Commentaire de l’actu chaude du moment, le tremblement de terre qui vient de frapper le Maroc. “J’étais assis derrière mon bureau quand il s’est mis à bouger”, raconte Hicham, patron d’une boîte de com’. “Toi au bureau avant 11h00 ? Laisse-moi rire !”, le corrige Mourad, pas dupe des horaires du jeune boss, plus souples qu’une danseuse du Bolchoï. “Tarik est à Sydney. À peine arrivé, il a filé faire la fête avec un type rencontré dans l’avion. Il en avait rien à battre du décalage horaire”, raconte, hilare, Driss. Après un séjour à Paris où il est parti faire de vagues études (et beaucoup la tournée des boîtes de nuit), Driss est revenu au Maroc pour faire une école de commerce. Cela n’a pas l’air de l’enthousiasmer plus que ça : “Tu sais ce qu’il en est. C’est pour la forme”, explique-t-il à Saïd, un ami qu’il n’a pas vu depuis longtemps. Et pour cause, ce dernier s’est installé à Marrakech où son père, propriétaire d’une enseigne de décoration de prestige, l’a envoyé s’occuper du nouveau magasin du groupe. Saïd se sent comme un poisson dans l’eau dans l’ambiance jet-set marrakchie. Qui plus est, il loge dans la villa de ses parents et y ouvre chaque jour les yeux sur un spectacle magnifique : la vallée de l’Ourika. Il est aux anges, ses bottines italiennes Roberto Cavalli aussi. Elles brillent comme un sou neuf : “On regarde d’abord les pieds. Les chaussures sont un signe de reconnaissance parmi la jeunesse dorée”, signale un membre de ce milieu. Tout comme les beaux voyages.

Dolce vita
“Et il est où flane ?”, questionne Najib. “À Las Vegas, je crois”, lui répond Younes. Cela n’étonne personne, c’est presque courant. “Désormais, on va à Barcelone comme on irait à Derb Ghallef”, fait remarquer Hicham. Il a étudié aux Etats-Unis, évoque son ex qui était Suisse, lâche dans la conversation, l’air de rien, des noms de boulevards de Los Angeles. Hicham, ou l’homme presque blasé. Ses poussées d’adrénaline, il les cherche désormais dans les parties de poker qui s’organisent en privé. Il préfère la variante “Texas hold’em”, celle qui procure le plus de sensations, qui peut aussi bien rapporter gros que siphonner un compte bancaire. Flamber de la sorte est très en vogue dans son milieu, surtout pendant le ramadan, pour tuer les longues nuits de veille.

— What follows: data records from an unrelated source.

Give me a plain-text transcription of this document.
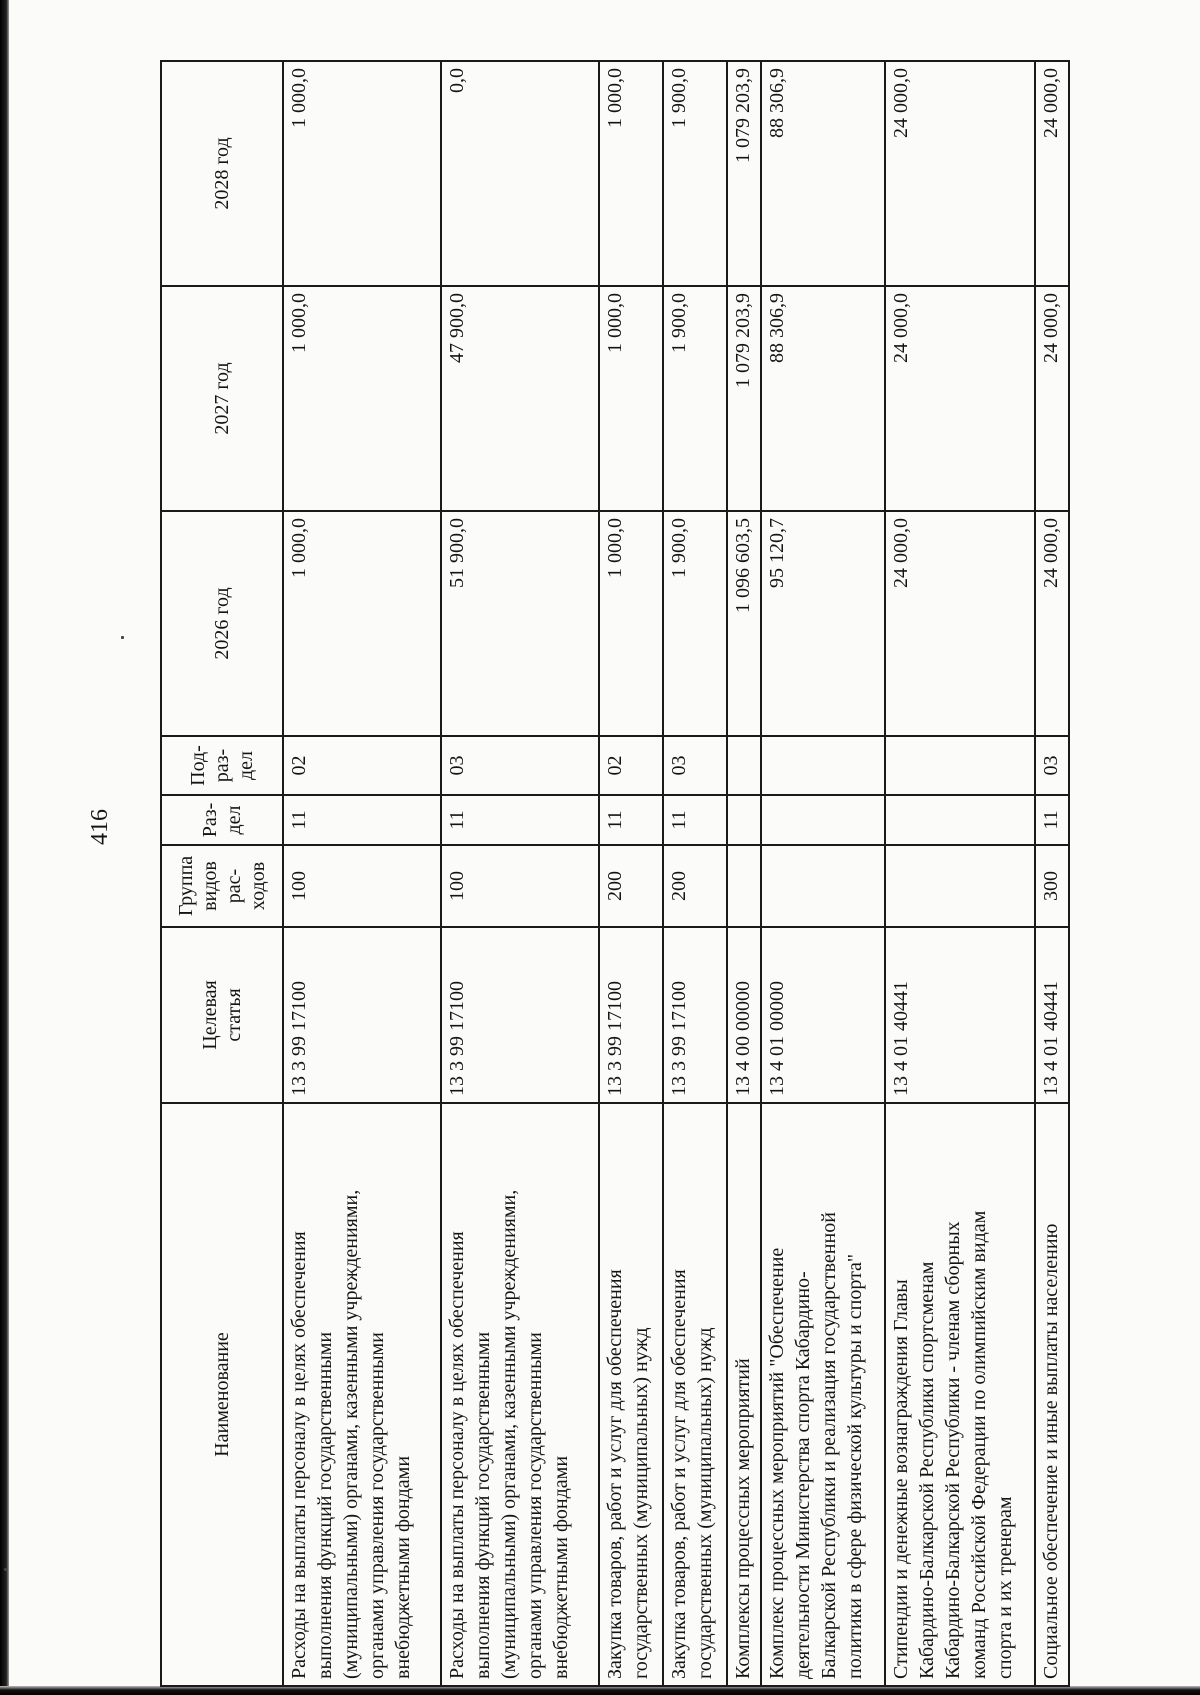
416
Наименование	Целевая статья	Группа видов рас- ходов	Раз- дел	Под- раз- дел	2026 год	2027 год	2028 год

Расходы на выплаты персоналу в целях обеспечения выполнения функций государственными (муниципальными) органами, казенными учреждениями, органами управления государственными внебюджетными фондами	13 3 99 17100	100	11	02	1 000,0	1 000,0	1 000,0

Расходы на выплаты персоналу в целях обеспечения выполнения функций государственными (муниципальными) органами, казенными учреждениями, органами управления государственными внебюджетными фондами	13 3 99 17100	100	11	03	51 900,0	47 900,0	0,0

Закупка товаров, работ и услуг для обеспечения государственных (муниципальных) нужд	13 3 99 17100	200	11	02	1 000,0	1 000,0	1 000,0

Закупка товаров, работ и услуг для обеспечения государственных (муниципальных) нужд	13 3 99 17100	200	11	03	1 900,0	1 900,0	1 900,0

Комплексы процессных мероприятий	13 4 00 00000				1 096 603,5	1 079 203,9	1 079 203,9

Комплекс процессных мероприятий "Обеспечение деятельности Министерства спорта Кабардино- Балкарской Республики и реализация государственной политики в сфере физической культуры и спорта"	13 4 01 00000				95 120,7	88 306,9	88 306,9

Стипендии и денежные вознаграждения Главы Кабардино-Балкарской Республики спортсменам Кабардино-Балкарской Республики - членам сборных команд Российской Федерации по олимпийским видам спорта и их тренерам	13 4 01 40441				24 000,0	24 000,0	24 000,0

Социальное обеспечение и иные выплаты населению	13 4 01 40441	300	11	03	24 000,0	24 000,0	24 000,0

“C’est facile de s’équiper. On trouve de vraies tables de poker à 15 000 dirhams dans le commerce. Pour les jetons, il suffit de faire un tour dans un K-Shop”, signale Hicham. Et quand ça joue, ça ne rigole plus. “Les parties peuvent durer jusqu’à deux jours. J’ai vu des accros perdre 250 000 dirhams en une soirée. À la fin, certains remettaient leurs clés de voiture pour couvrir leurs pertes. Le mois dernier, le fils d’un célèbre banquier a perdu trois millions de dirhams au casino du Dorint à Agadir”, ajoute-t-il. Hicham reçoit même des mails de casinos lui proposant des chambres gratuites. Oui, comme à Las Vegas.

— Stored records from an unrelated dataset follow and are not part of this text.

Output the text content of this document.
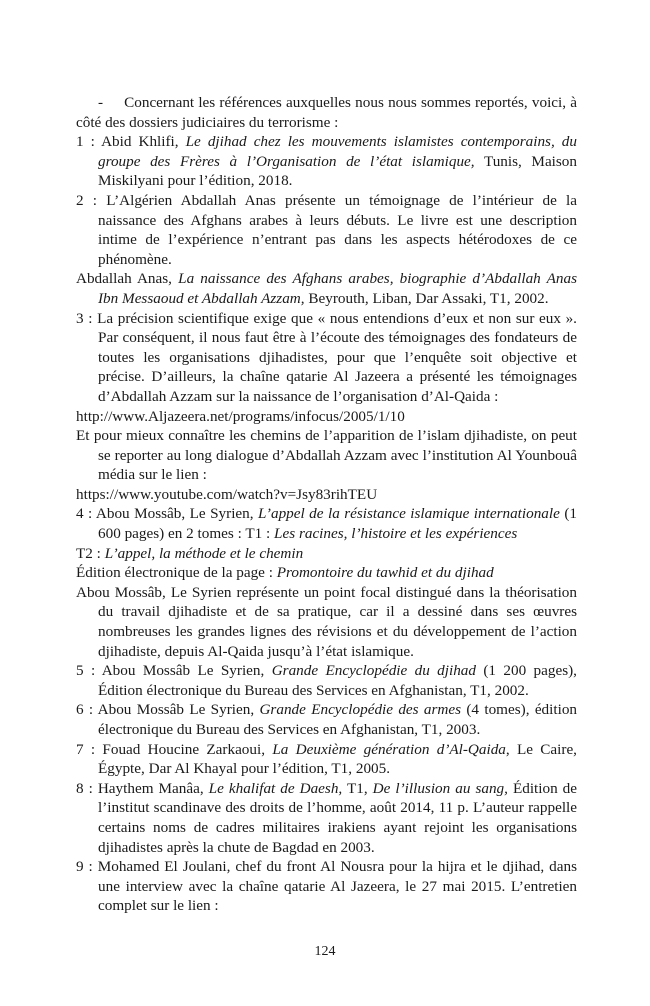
- Concernant les références auxquelles nous nous sommes reportés, voici, à côté des dossiers judiciaires du terrorisme :

1 : Abid Khlifi, Le djihad chez les mouvements islamistes contemporains, du groupe des Frères à l’Organisation de l’état islamique, Tunis, Maison Miskilyani pour l’édition, 2018.

2 : L’Algérien Abdallah Anas présente un témoignage de l’intérieur de la naissance des Afghans arabes à leurs débuts. Le livre est une description intime de l’expérience n’entrant pas dans les aspects hétérodoxes de ce phénomène.

Abdallah Anas, La naissance des Afghans arabes, biographie d’Abdallah Anas Ibn Messaoud et Abdallah Azzam, Beyrouth, Liban, Dar Assaki, T1, 2002.

3 : La précision scientifique exige que « nous entendions d’eux et non sur eux ». Par conséquent, il nous faut être à l’écoute des témoignages des fondateurs de toutes les organisations djihadistes, pour que l’enquête soit objective et précise. D’ailleurs, la chaîne qatarie Al Jazeera a présenté les témoignages d’Abdallah Azzam sur la naissance de l’organisation d’Al-Qaida :

http://www.Aljazeera.net/programs/infocus/2005/1/10

Et pour mieux connaître les chemins de l’apparition de l’islam djihadiste, on peut se reporter au long dialogue d’Abdallah Azzam avec l’institution Al Younbouâ média sur le lien :

https://www.youtube.com/watch?v=Jsy83rihTEU

4 : Abou Mossâb, Le Syrien, L’appel de la résistance islamique internationale (1 600 pages) en 2 tomes : T1 : Les racines, l’histoire et les expériences

T2 : L’appel, la méthode et le chemin

Édition électronique de la page : Promontoire du tawhid et du djihad

Abou Mossâb, Le Syrien représente un point focal distingué dans la théorisation du travail djihadiste et de sa pratique, car il a dessiné dans ses œuvres nombreuses les grandes lignes des révisions et du développement de l’action djihadiste, depuis Al-Qaida jusqu’à l’état islamique.

5 : Abou Mossâb Le Syrien, Grande Encyclopédie du djihad (1 200 pages), Édition électronique du Bureau des Services en Afghanistan, T1, 2002.

6 : Abou Mossâb Le Syrien, Grande Encyclopédie des armes (4 tomes), édition électronique du Bureau des Services en Afghanistan, T1, 2003.

7 : Fouad Houcine Zarkaoui, La Deuxième génération d’Al-Qaida, Le Caire, Égypte, Dar Al Khayal pour l’édition, T1, 2005.

8 : Haythem Manâa, Le khalifat de Daesh, T1, De l’illusion au sang, Édition de l’institut scandinave des droits de l’homme, août 2014, 11 p. L’auteur rappelle certains noms de cadres militaires irakiens ayant rejoint les organisations djihadistes après la chute de Bagdad en 2003.

9 : Mohamed El Joulani, chef du front Al Nousra pour la hijra et le djihad, dans une interview avec la chaîne qatarie Al Jazeera, le 27 mai 2015. L’entretien complet sur le lien :

124
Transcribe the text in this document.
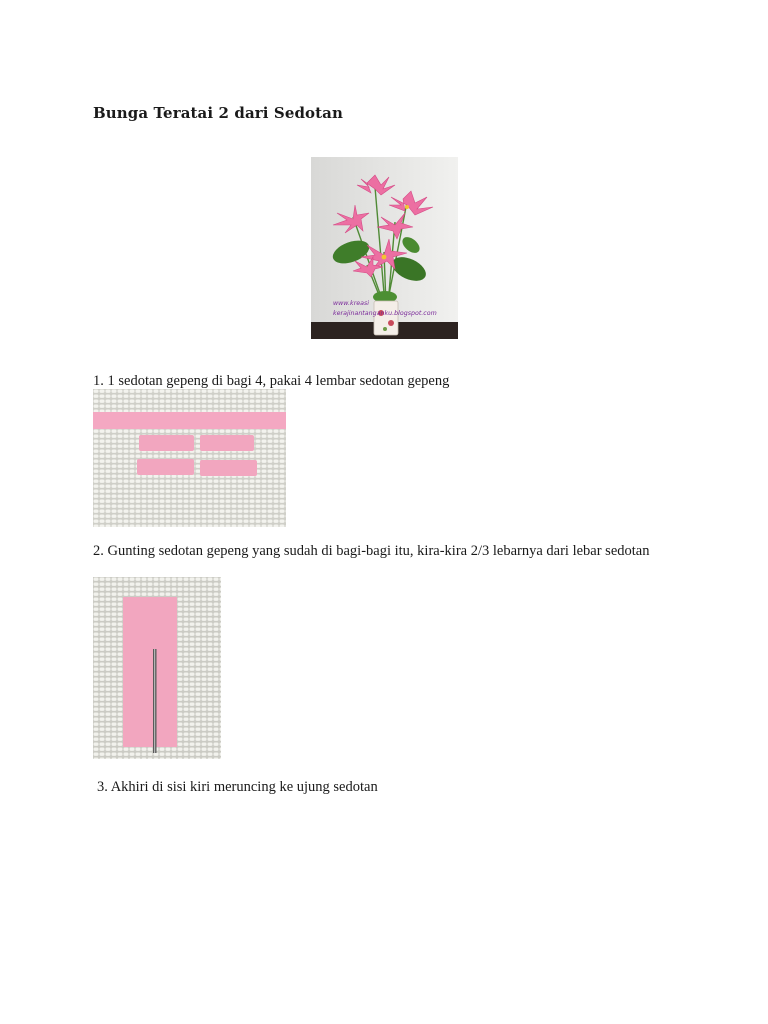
Bunga Teratai 2 dari Sedotan
www.kreasi
kerajinantanganku.blogspot.com
1. 1 sedotan gepeng di bagi 4, pakai 4 lembar sedotan gepeng
2. Gunting sedotan gepeng yang sudah di bagi-bagi itu, kira-kira 2/3 lebarnya dari lebar sedotan
3. Akhiri di sisi kiri meruncing ke ujung sedotan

“Je vais me faire un week-end filles, alcool et dope à Prague en avril. Cela tente quelqu’un ?”, propose Najib, visiblement le plus aisé du groupe d’amis. Le tour du monde en 80 secondes est stoppé net par une nouvelle sonnerie à l’entrée de l’appartement. La porte s’ouvre sur une tripotée de filles d’une vingtaine d’années, des amies qu’on a invitées au tour de chauffe. Nickel chrome des pieds à la tête, elles viennent de se faire déposer par le chauffeur de l’une d’entre elles. Il les attend en bas de l’immeuble pour les accompagner au Platinium, la boîte la plus in de la capitale, destination de la bande pour cette nuit. Ensuite, il les raccompagnera au retour. Bref, il n’est pas couché de sitôt. Kenza, 28 ans, designer à Marrakech, scrute l’arrivage de fashion-victims depuis le fauteuil du fond. Une victime tombée au champ d’honneur attire son attention plus que les autres : top léopard et pantalon ultra taille basse. Puis, Kenza se lance dans une analyse sociologique : “Ce qu’elles sont mignonnes ! De véritables poupées Barbies ! Mon portrait craché à leur âge”.

Kenza a grandi depuis, et s’est assagie. Aujourd’hui, elle est presque en quête de sens dans les bulles de champagne, la peur d’être prise pour une bimbo écervelée vissée au corps : “J’aime le monde des paillettes. J’adore la légèreté et la futilité. En même temps, j’ai besoin de trucs sérieux. Du contenu”. En parlant de contenu, Hicham s’intéresse de plus en plus à celui du décolleté de Narjiss, une Barbie assise en face de lui. Elle a 18 ans, étudie l’anglais à Paris. Pourquoi la langue de Shakespeare en particulier ? “C’est tout ce que j’ai trouvé de pas trop prise de tête”, lâche-t-elle sans montrer d’inquiétude pour son avenir. L’essentiel est ailleurs : vivre à Paris, capitale de la mode. “J’en suis certain, elle s’est fait refaire les seins”, souffle Hicham, le regard toujours vissé sur la Barbie polyglotte. La mini-jupe qu’elle porte y est aussi pour beaucoup. “Se faire refaire les seins est devenu très courant chez les filles d’une vingtaine d’années. Avant une soirée importante, certaines se font même faire des injections pour se gonfler les lèvres”, poursuit-il.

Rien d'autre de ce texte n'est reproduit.